If you can’t see what your agent is doing in production, you don’t have an agent — you have a black box that occasionally answers questions. Most teams get tracing late, after the first incident. Don’t be that team.
Use MLflow tracing, and route it to Unity Catalog. MLflow’s tracing is OpenTelemetry-compatible. Link your experiment to a Unity Catalog trace location with
syntax trace_location=UnityCatalog(
catalog_name=catalog_name,
schema_name=schema_name,
table_prefix=table_prefix)and your traces land as Delta tables in UC that you can query with SQL. You’ll thank yourself the first time someone asks “show me every slow trace for tenant X in the last 24 hours.” Without UC-backed traces, that’s an afternoon of grepping logs. With them, it’s a SQL query.
Instrument the right boundaries. At minimum: input validation, tool dispatch, each tool’s SQL execution, and the model call itself. If your agent framework supports autolog, lean on it — but verify it’s actually emitting the spans you expect. Auto-instrumentation has bugs and gets disabled by version mismatches. When autolog isn’t trustworthy in your stack, fall back to manual mlflow.start_span() for the boundaries that matter. Don’t trace everything; trace the things you’d want to filter on during an incident — tenant_id, query_pattern, tool_name.
Add a synthetic heartbeat. Inject a known record at the source on a fixed cadence — every 30 or 60 seconds — and measure when it shows up at the agent. This is the one honest measure of end-to-end latency. System tables and per-stage metrics will tell you each component is healthy while the whole pipeline is silently 90 seconds behind. A heartbeat catches that immediately. It’s about a hundred lines of code; build it before you scale.
Set a latency budget per stage and defend it. Source → ingestion → transformation → serving table → agent. Every stage gets a number. Every stage has an SLO. When something breaks, you know which stage to look at without guessing. The budget also forces an honest design conversation: if your end-to-end target is 30 seconds and CDC alone takes 12, you don’t have 18 seconds for everything else — you have to decide what to cut.
Three observability tactics in one picture: a per-stage budget you can defend, trace spans landing in queryable storage, and a heartbeat that measures end-to-end the same way a user would.
What this looks like in practice
Start simple. Ship Option A for serving. Wrap data access in execute_sql. Turn on MLflow tracing to Unity Catalog and add a heartbeat. Resist the urge to add caching, OLTP, or stateful streaming gymnastics until you’ve measured a real problem.
The teams that ship reliable agents they do it boringly.
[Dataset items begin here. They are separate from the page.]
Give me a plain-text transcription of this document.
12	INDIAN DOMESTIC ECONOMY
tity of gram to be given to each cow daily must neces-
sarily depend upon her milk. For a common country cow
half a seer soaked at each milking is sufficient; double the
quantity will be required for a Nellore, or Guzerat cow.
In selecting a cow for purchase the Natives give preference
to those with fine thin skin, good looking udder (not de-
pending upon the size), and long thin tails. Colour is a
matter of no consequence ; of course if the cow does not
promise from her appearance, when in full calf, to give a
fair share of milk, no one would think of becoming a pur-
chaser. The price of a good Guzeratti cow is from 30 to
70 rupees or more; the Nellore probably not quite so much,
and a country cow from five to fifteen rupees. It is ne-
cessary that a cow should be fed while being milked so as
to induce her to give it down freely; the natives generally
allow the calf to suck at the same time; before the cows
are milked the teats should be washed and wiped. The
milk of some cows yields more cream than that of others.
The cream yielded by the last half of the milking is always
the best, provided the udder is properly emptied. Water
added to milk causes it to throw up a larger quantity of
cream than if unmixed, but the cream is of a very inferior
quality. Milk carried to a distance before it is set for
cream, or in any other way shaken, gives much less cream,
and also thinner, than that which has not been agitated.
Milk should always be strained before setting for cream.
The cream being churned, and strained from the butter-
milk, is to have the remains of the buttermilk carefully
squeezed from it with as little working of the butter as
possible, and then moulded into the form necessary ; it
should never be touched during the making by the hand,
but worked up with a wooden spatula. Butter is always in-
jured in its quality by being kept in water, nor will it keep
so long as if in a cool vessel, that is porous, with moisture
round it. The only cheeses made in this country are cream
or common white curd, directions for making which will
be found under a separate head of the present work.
They benchmark before they scale. They write down their latency budget. They abstract their data access. They trace the things that matter.
The teams that ship unreliable agents skip ahead to the interesting parts and find out, in production, that the boring parts were the load-bearing parts.
You don’t need to pick the optimal architecture on day one. You need to pick one you can swap pieces of without rewriting everything. Get the three decisions above right and you will thank yourself later.